1. Initialize the variables (weights and biases) using `initialize_all_variables()`. This might give a warning, depending on your TensorFlow version.

2. Write a `for` loop for the gradient descent algorithm. At each step, we call `session.run()` to perform one optimization step. Every 100 iterations, we compute the loss function and the accuracy on the training and validation sets.

3. Compute the performance on the test set.

4. Plot the weight matrices for each class.

In [None]:
max_iterations = 500

with tf.Session(graph=graph_MLR) as session:
    # 1. Initialize the weights and biases.
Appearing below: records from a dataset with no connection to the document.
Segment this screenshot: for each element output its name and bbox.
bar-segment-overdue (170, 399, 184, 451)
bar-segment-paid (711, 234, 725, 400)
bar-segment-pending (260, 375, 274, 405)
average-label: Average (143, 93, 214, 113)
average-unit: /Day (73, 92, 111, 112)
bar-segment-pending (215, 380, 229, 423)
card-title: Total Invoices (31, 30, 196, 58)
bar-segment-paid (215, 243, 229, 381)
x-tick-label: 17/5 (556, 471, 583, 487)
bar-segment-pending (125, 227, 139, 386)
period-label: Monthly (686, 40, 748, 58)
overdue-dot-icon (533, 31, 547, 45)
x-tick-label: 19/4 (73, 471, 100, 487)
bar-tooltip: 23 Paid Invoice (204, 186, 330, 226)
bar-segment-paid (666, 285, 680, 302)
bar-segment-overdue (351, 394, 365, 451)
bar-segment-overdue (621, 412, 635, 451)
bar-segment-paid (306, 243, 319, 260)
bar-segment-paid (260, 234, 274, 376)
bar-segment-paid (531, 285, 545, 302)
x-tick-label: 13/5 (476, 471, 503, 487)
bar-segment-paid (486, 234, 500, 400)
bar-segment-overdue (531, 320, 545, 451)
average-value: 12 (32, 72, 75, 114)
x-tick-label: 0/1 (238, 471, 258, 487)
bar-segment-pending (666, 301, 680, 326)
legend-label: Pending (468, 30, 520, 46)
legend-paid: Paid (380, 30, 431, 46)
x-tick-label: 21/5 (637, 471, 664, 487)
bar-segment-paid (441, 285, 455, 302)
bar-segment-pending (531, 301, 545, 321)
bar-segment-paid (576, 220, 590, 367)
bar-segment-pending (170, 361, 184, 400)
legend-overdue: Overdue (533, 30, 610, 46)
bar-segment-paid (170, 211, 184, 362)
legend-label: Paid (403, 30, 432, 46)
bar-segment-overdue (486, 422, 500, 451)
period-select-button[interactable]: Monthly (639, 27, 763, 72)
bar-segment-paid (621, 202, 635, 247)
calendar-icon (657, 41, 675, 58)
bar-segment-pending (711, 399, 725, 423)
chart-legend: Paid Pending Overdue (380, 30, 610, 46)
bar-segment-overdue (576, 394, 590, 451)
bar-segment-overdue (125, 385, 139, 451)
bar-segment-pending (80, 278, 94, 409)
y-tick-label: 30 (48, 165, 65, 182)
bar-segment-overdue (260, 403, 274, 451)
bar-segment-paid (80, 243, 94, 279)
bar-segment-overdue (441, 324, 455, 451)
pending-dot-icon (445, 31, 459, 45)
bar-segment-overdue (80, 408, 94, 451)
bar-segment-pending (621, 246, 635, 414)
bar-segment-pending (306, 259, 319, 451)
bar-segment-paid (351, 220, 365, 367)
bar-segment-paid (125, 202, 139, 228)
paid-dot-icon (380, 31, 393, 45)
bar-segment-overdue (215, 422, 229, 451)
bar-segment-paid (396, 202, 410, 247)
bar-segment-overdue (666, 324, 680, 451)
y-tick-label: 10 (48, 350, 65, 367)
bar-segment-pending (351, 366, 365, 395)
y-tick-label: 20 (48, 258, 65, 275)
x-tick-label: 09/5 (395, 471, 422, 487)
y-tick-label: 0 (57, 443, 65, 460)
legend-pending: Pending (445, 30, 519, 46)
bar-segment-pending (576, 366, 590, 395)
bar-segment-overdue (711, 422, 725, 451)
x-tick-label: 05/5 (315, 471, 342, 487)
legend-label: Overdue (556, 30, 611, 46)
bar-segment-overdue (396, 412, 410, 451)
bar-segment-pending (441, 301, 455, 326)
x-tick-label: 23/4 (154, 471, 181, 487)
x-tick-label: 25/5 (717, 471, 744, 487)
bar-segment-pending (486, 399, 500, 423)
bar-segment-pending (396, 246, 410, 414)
This is a one-time operation
    tf.initialize_all_variables().run()
    print('Initialized')
    
    # 2. Run iterations of gradient descent
    for step in range(max_iterations):
        # Run the computations. We tell .run() that we want to run the optimizer
        _, l, predictions = session.run([optimizer, loss, train_prediction])
        
        # Report every 100 iterations
        if (step % 100 == 0):
            # Print the loss
            print('Loss at step %d: %f' % (step, l))
            # Obtain and print the accuracy on the training set
            print('  +Training accuracy: %.1f%%' % accuracy(predictions, Y_train[:train_subset, :]))
            # Obtain and print the accuracy on the validation set
            print('  +Validation accuracy: %.1f%%' % accuracy(val_prediction.eval(), Y_val))
            
    # 3. Accuracty on the test set
    print('Test accuracy: %.1f%%' % accuracy(test_prediction.eval(), Y_test))
    
    # 4. Plot the weights
    plot_weights(weights.eval())

**[Questions]** Run the code above.

1. What happens to the training accuracy? Does it differ from the test accuracy? Why?

2. Look at the resulting plots of the weights. What do they represent? Why do they look like actual digits?